The great value of this study is its willingness to connect its already inherently interesting topic with a much larger cultural matrix. Early science fiction and the first efforts to protect the human body at high altitude play some role. So does the “New Look” of Christian Dior in the first years after World War II and the changes it brought to fashion’s ability to frame the human body in public. The clockwork toys and experiments of the 18th century even figure into de Monchaux’s effort to describe the various cultural bypaths that led to the iconic suits of the Apollo missions.

In these seemingly disconnected bits of cultural flotsam and jetsam, de Monchaux situates the history of technological development that preceded the ‘50s and ‘60s. The foundation of the spacesuit, we learn, is in foundation garments. World War II era pilots wore flight suits designed by underwear manufacturers, specifically by firms whose peacetime activities focused on the making of mid-century corsets aimed at women who sought to “correct” their posture.

This seemingly odd, but wholly practical, relationship and system of interchange continued after the war. David Clark, responsible for making the suit used by Chuck Yeager in his 1948 experimental flights, became a success in the brassier market. These designs became part of the lingerie revolution of the post-war period in which new bra designs took advantage of the fabrics produced by the war effort (and the easing of restrictions on fabric).

The relationship between the bra and the spacesuit, de Monchaux shows, certainly doesn’t end there.  Although ignored when the first flights suits were manufactured, the International Latex Corporation (better known as Playtex) created the first “soft” or fabric-based suits for the Apollo program.

Shifting rhetorics of the Cold War played some role in the “hard” versus “soft” design, each obviously carrying with them notions about masculinity and warfare. In the ‘80s, Reaganite notions of space as yet another front in the struggle against the Soviets led to the design of the AX-5, a “hard” suit that would transform astronauts into soldiers in space. These designs abandoned the soft suit, fabric-based model for spacewear while also finding ways to give the body more maneuverability.

The author’s method of peeling away different layers of his study sometimes obscures more than it explains. In the midst of a fascinating discussion about the how artists, photographers and designers hailed the hard-shelled suits of the ‘80s as objects of beauty (so much so that Robert Mapplethorpe photographed some of the AX series) the book moves to a discussion of the idea of mission control and its history. This is generally useful as it allows the author to tell a story that is much larger than space fashion. It also sometimes gives the reader the sense of a narrative left incomplete.

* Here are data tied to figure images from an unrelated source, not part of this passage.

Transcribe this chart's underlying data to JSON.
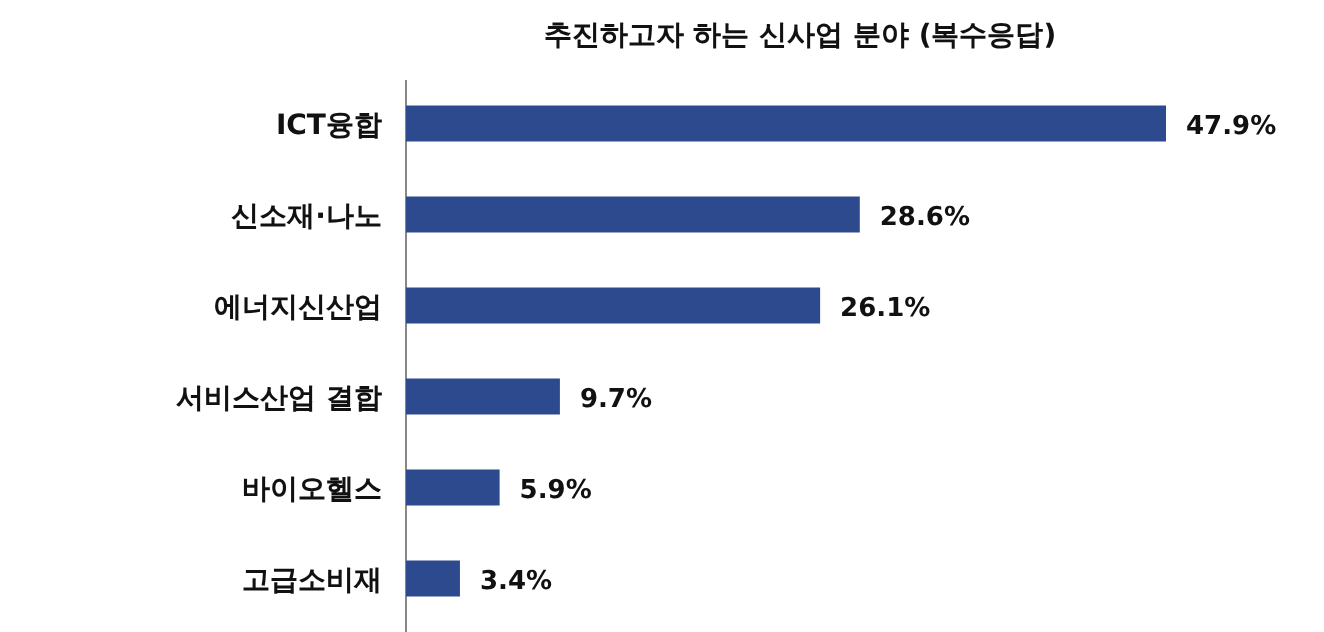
{
  "chart_data": {
    "type": "bar",
    "orientation": "horizontal",
    "title": "추진하고자 하는 신사업 분야 (복수응답)",
    "categories": [
      "ICT융합",
      "신소재·나노",
      "에너지신산업",
      "서비스산업 결합",
      "바이오헬스",
      "고급소비재"
    ],
    "values": [
      47.9,
      28.6,
      26.1,
      9.7,
      5.9,
      3.4
    ],
    "value_labels": [
      "47.9%",
      "28.6%",
      "26.1%",
      "9.7%",
      "5.9%",
      "3.4%"
    ],
    "color": "#2e4a8e"
  }
}
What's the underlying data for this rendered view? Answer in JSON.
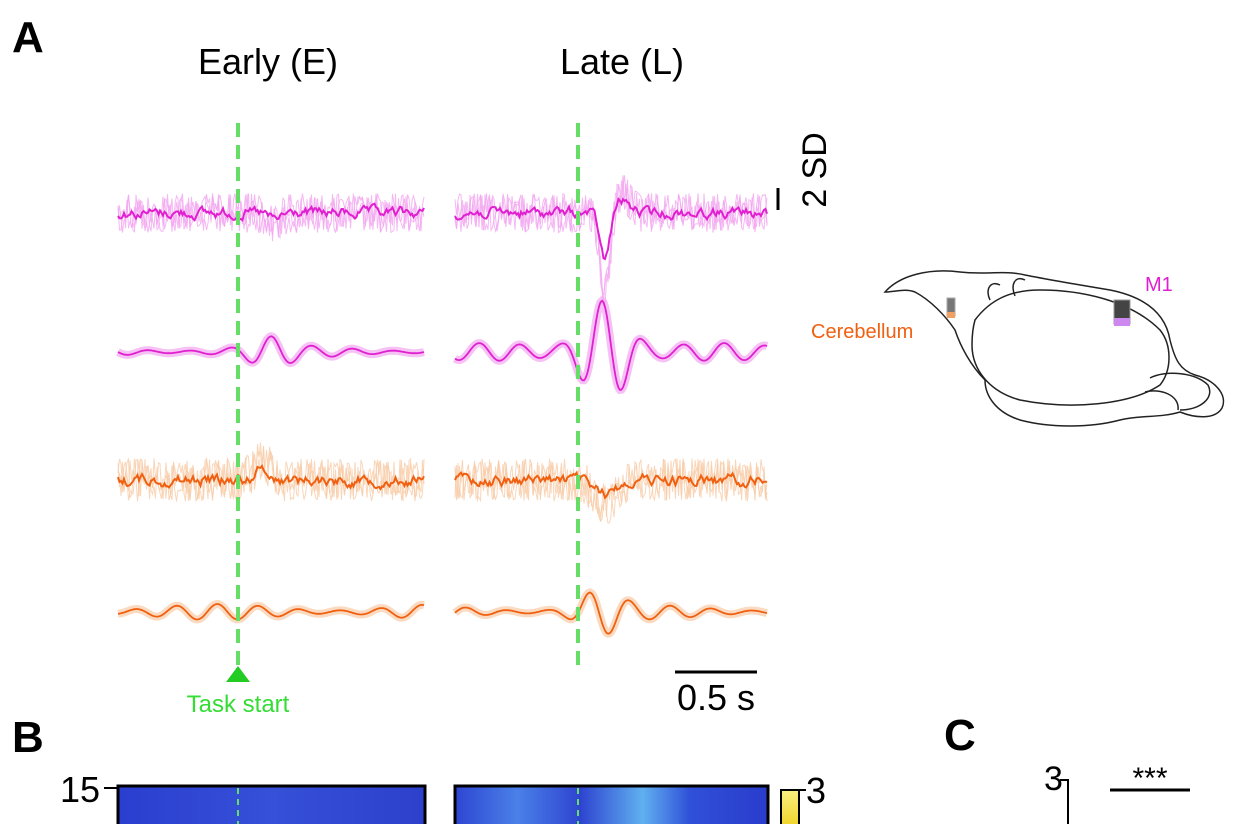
{
  "panel_a": {
    "label": "A",
    "conditions": [
      "Early (E)",
      "Late (L)"
    ],
    "amplitude_scale": "2 SD",
    "time_scale": "0.5 s",
    "event_label": "Task start",
    "regions": [
      "M1",
      "Cerebellum"
    ]
  },
  "panel_b": {
    "label": "B",
    "y_top_tick": 15,
    "colorbar_max": 3
  },
  "panel_c": {
    "label": "C",
    "y_top_tick": 3,
    "significance": "***"
  }
}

Still, this approach does allow de Monchaux to offer the reader an enormous number of brief, but revelatory, insights. Readers are introduced to the cultural significance of the airline stewardess uniform. We learn about the decisions made that helped make the lunar landing a massive, global television event. There is even a thorough discussion of the idea of the cyborg and its relationship to the design of the post-human costuming that allowed humanity to take its giant leap.

Even if the story of the space program is not your thing, de Monchaux has managed to link the spacesuit to a complex variety of cultural ideas and moments. The author is really telling a larger story here, the phenomenon of government, business and mass culture coming together to create larger systems of value and exchange, all bureaucratically interlinked and interacting with the public through various media outlets. In fact, one of the pleasures of this book includes how de Monchaux reveals the space suit as part of a series of new kinds of cultural and bureaucratic intersections, the kind of intersections that remade advertising, government and public policy in the late-20th century.